Ó Cármen Lúcia! deixa o Lula falar

Luciana Grassano Melo
Professora de Direito da UFPE

Publicado em: 22/03/2018 03:00 Atualizado em: 22/03/2018 12:54

Infelizmente, o cala-boca nunca esteve tão vivo no Brasil.

Quem lembra da ministra Cármen Lúcia, em outubro de 2016, parodiando a crônica Deixa o Alfredo Falar!, do escritor Fernando Sabino, para justificar o seu voto no STF a favor da publicação de biografias não autorizadas, deve estar agora estranhando...

“Deixa o povo falar”, ela dizia então. Dizia mais: “Não há democracia sem liberdade”. Além de ter consagrado no Supremo Tribunal Federal o ditado popular: “O cala-boca já  morreu!”.

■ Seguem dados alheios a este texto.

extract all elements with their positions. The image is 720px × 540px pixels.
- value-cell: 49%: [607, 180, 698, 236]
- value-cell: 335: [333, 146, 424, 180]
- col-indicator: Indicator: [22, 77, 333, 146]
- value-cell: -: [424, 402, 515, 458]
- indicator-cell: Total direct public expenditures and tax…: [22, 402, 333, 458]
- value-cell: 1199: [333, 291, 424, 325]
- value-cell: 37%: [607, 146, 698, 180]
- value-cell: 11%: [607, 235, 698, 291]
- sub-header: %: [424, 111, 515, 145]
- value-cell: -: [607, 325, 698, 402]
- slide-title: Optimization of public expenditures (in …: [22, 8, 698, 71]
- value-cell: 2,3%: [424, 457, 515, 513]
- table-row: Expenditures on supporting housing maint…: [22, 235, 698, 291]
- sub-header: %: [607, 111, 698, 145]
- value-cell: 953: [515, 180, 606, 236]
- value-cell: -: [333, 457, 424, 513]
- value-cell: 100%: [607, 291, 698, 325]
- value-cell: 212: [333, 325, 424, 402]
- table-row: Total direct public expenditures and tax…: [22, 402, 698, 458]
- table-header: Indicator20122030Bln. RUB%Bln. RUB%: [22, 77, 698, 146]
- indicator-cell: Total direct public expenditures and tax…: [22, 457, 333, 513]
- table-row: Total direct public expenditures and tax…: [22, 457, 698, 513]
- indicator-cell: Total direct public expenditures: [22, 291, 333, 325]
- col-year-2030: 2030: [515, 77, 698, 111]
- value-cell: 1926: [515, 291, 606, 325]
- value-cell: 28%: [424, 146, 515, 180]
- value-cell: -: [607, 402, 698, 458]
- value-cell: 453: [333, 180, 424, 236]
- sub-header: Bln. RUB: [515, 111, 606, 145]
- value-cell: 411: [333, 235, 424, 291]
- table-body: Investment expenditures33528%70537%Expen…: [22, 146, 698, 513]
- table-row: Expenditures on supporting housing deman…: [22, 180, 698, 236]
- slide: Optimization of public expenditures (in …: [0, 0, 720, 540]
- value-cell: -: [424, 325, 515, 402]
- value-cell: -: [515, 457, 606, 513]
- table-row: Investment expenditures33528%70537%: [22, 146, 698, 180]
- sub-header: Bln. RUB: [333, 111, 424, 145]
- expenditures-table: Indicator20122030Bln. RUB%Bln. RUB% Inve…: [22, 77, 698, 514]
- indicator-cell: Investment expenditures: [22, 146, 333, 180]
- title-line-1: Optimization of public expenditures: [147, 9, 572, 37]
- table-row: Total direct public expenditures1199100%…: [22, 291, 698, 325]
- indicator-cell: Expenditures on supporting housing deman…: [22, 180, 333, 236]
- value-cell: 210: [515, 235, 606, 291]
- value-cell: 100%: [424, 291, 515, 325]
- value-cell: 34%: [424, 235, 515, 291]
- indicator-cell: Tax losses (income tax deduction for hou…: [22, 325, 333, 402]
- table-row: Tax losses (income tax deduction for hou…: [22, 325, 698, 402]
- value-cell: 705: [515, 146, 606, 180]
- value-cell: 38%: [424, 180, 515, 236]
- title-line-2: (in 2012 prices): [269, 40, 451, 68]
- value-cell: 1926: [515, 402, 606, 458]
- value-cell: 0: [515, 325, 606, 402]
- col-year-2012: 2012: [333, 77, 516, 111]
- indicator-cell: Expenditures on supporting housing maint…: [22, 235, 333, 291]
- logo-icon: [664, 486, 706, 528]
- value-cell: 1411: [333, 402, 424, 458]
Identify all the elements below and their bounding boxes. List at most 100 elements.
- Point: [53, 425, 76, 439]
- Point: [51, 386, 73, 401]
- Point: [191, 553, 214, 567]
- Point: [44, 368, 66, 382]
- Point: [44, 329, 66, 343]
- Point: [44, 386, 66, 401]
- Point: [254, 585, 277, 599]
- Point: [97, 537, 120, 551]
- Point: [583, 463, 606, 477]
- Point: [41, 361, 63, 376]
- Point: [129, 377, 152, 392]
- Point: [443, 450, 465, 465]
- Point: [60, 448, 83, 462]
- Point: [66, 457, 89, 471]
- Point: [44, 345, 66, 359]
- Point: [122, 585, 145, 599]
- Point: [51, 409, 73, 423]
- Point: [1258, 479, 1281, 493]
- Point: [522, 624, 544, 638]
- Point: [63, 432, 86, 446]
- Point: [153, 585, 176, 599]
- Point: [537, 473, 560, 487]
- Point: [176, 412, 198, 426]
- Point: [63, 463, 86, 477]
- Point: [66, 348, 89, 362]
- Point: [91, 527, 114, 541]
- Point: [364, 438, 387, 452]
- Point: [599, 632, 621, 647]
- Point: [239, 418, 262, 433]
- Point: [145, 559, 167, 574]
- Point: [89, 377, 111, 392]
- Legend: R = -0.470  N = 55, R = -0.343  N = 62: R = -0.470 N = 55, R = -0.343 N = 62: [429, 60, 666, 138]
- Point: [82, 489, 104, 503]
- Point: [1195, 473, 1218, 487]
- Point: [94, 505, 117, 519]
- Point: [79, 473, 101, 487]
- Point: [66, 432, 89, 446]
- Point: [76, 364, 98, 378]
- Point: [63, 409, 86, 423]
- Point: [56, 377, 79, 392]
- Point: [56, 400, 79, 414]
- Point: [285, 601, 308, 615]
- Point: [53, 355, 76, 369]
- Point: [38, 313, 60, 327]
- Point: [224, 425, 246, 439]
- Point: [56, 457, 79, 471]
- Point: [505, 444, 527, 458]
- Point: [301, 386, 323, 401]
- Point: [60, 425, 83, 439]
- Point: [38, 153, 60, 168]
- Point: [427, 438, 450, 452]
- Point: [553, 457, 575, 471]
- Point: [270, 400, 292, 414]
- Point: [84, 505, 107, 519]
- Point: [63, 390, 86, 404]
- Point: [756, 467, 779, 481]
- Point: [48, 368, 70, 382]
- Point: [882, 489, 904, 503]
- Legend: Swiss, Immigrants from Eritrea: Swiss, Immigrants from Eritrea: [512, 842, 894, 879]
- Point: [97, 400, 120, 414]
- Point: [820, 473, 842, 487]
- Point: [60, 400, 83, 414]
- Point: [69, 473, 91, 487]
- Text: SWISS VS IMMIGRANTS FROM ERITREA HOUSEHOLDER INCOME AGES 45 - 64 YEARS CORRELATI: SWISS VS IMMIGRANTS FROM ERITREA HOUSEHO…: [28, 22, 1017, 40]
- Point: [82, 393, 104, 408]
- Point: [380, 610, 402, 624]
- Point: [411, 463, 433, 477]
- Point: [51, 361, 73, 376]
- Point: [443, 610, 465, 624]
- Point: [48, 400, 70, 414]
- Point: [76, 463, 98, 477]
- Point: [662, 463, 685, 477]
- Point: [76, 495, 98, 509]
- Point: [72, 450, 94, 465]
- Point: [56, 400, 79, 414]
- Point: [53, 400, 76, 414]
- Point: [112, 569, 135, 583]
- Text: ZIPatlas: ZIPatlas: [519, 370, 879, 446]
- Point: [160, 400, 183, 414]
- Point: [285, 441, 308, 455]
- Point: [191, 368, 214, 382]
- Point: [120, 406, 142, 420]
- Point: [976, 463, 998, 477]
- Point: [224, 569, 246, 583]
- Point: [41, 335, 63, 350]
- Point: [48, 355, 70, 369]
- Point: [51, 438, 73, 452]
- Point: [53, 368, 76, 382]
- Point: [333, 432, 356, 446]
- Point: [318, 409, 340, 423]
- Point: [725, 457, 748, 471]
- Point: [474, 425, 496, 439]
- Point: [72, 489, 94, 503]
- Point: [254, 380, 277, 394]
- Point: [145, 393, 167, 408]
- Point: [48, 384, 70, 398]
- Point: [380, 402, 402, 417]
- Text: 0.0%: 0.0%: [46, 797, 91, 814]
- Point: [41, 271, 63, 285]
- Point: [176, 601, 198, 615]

Eu peço que me esclareçam, se eu estiver equivocada em meu raciocínio, mas  o que o Supremo Tribunal Federal tem feito com o Lula ao negar-lhe o julgamento de seu habeas-corpus é ou não é: “Cala-boca, ex-presidente!”

Ora, ora, para a presidenta do Supremo Tribunal Federal, “mudar a regra para prisão a partir de condenação em segunda instância por causa de Lula seria “apequenar” a Corte”; entretanto, em sua ótica, não é “apequenar a Corte” receber para conversa privada em sua casa o presidente Temer, logo após ter seu sigilo bancário quebrado para se instruir um inquérito aberto contra ele, na Suprema Corte que a ministra preside.

Eu peço que me esclareçam, se eu estiver equivocada em meu raciocínio, mas  o que a Cármen Lúcia tem feito com seus colegas da Corte é ou não é: “Calem a boca, ministros que discordam de mim!”

Eu não conheço garantia constitucional mais importante, nem mais urgente que o habeas-corpus. É uma garantia constitucional em favor de quem sofre violência ou ameaça de constrangimento ilegal na sua liberdade de locomoção, por parte de autoridade legítima. É tão valoroso, que etimologicamente significa: “Que tenhas o teu corpo”.

É inadmissível o Supremo Tribunal Federal, por meio de sua presidenta, negar o direito de Lula ao julgamento de seu pedido de habeas-corpus – não apenas porque se trata de uma garantia constitucional de um cidadão que tem o direito de gritar até a última instância que a sua ameaça de prisão é ilegal; mas acima de tudo porque se trata de um pedido de habeas corpus de um candidato autodeclarado à presidência do país que, mesmo depois de sua condenação, lidera as pesquisas com pelo menos 34% das intenções de voto, no primeiro turno das eleições.

Cala-boca já morreu, presidenta?! Então deixe os advogados de Lula falarem, presidenta! Porque, como a senhora mesma já declarou, não há democracia sem liberdade. E não há liberdade sem que a Corte Suprema de um país trabalhe para assegurar que um cidadão brasileiro, ex-presidente da República e candidato à presidência do país tenha consagrado o seu direito a um julgamento justo sobre o seu direito a ter o seu próprio corpo e a sua liberdade de ir e vir.